Here is what I have tried (selecting all records for species "Salmo salar") based on this question. I used my browser (Opera) "Developer Tools" to inspect page elements and identify the names of all the possible fields:
library(httr)
url <- "https://nzffdms.niwa.co.nz/search"
fd <- list(
search_catchment_no_name = "",
search_river_lake = "",
search_sampling_locality = "",
search_fishing_method = "",
search_start_year = "",
search_end_year = "",
search_species = "Salmo salar", # species of interest
search_download_format = 1, # select csv file format
submit = "Search and Download"
)
POST(url, body = fd, encode = "form")
I had hoped this would result in a csv file being downloaded (all records for species "Salmo salar"), but no file downloads (but outputs this (list of 10, just showing the first bit):
Response [https://nzffdms.niwa.co.nz/search]
Date: 2019-10-02 23:35
Status: 200
Content-Type: text/html; charset=utf-8
Size: 19.1 kB
<!DOCTYPE html>
<html>
<head>
<meta http-equiv="Content-Type" content="text/html; c...

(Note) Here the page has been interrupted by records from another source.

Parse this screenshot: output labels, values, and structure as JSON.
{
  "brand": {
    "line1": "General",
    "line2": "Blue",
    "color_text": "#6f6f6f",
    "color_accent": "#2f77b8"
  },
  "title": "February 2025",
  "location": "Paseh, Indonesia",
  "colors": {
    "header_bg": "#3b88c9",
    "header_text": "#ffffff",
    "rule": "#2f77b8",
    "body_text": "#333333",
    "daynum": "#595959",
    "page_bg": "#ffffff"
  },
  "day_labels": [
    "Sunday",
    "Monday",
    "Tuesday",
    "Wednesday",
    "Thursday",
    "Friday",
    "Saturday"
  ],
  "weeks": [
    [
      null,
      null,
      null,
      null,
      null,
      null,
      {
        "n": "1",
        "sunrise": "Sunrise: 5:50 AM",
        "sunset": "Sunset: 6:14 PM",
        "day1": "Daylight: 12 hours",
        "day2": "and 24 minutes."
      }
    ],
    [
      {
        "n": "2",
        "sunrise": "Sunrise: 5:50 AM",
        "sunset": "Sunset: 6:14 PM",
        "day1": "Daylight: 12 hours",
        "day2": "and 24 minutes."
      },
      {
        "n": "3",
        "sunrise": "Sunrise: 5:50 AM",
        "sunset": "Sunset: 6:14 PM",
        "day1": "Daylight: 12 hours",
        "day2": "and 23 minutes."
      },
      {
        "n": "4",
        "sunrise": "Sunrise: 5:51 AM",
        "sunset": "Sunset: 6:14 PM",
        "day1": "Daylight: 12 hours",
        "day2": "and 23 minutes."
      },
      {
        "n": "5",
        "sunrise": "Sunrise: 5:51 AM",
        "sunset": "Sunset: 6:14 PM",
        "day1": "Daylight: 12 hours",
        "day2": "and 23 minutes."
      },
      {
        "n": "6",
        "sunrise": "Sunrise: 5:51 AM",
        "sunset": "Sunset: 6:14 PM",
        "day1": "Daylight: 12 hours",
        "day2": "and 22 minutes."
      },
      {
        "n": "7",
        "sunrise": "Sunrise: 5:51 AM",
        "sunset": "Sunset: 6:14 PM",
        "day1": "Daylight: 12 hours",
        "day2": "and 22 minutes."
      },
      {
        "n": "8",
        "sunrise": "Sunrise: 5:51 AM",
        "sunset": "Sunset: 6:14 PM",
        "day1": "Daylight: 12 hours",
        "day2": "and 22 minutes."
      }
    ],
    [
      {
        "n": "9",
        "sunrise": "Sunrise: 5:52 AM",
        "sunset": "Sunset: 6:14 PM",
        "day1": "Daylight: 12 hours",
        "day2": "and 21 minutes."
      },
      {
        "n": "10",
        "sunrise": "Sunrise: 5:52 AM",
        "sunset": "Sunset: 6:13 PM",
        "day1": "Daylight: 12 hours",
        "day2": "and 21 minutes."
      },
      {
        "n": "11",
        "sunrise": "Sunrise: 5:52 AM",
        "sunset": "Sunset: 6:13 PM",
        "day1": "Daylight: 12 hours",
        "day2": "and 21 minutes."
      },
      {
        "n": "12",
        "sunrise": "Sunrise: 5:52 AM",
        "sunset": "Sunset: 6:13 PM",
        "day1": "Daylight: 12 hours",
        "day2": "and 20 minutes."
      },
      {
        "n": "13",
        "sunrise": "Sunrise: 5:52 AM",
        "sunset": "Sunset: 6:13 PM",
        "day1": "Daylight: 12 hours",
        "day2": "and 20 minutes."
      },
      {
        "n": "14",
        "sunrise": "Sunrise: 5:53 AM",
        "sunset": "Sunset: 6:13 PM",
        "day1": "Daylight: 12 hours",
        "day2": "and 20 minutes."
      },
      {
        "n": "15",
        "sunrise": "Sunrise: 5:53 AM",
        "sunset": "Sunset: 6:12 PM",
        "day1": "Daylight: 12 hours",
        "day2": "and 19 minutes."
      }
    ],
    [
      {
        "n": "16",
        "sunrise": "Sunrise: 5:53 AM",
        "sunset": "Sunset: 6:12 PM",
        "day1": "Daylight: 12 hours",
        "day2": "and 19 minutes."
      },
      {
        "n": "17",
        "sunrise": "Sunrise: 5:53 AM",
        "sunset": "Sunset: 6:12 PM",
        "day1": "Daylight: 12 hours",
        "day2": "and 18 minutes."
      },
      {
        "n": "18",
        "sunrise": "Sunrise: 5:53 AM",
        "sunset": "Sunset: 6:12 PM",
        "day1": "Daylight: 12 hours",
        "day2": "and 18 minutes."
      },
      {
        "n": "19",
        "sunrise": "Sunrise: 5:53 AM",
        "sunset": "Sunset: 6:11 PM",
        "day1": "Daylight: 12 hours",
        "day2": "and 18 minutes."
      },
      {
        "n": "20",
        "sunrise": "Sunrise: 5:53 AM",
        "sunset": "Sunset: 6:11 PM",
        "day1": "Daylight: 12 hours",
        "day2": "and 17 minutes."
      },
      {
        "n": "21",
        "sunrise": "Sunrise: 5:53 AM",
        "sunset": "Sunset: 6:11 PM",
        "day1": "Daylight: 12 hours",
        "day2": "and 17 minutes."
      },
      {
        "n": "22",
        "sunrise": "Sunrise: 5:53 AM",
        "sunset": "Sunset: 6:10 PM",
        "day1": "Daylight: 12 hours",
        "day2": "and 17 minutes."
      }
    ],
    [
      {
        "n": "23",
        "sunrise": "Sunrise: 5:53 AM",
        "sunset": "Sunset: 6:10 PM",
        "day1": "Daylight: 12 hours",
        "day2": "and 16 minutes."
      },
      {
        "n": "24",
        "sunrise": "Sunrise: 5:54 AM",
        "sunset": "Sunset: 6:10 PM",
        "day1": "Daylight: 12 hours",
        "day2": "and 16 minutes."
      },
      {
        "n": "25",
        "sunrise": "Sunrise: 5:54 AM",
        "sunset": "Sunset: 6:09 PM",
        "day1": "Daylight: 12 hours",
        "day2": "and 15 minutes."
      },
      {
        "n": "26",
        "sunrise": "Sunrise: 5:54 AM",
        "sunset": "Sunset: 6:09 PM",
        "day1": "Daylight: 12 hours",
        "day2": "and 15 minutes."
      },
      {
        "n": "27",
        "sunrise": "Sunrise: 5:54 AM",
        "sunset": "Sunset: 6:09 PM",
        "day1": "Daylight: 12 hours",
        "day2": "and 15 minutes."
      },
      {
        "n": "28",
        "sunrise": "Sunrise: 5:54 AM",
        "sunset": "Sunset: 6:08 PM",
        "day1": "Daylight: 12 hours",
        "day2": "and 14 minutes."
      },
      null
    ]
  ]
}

<meta name="title" content="NZ Freshwater Fish Database...
<meta name="description" content="NIWA NZ Freshwater Fish...
<meta name="keywords" content="NIWA, NZ, Freshwater Fish" />
<meta name="language" content="en" />
<meta name="robots" content="index, follow />
...
Edit
I think the issue is with how I am calling the Search and download
button, when inspecting the web-page most fields look like this:
# end year field
<input maxlength="4" class="form-control" type="text" name="search[end_year]" id="search_end_year">
But the search and download
button elements don't have a name
or id
option:
<input type="submit" value="Search and Download" class="btn btn-primary btn-md">
Also I have just noticed there is a hidden field, maybe I need to define this?
<input type="hidden" name="search[_csrf_token]" value="d1530f09c1ce8110b5163bd100cb0d67" id="search__csrf_token">
Any advice on how I can get the file downloading would be much appreciated.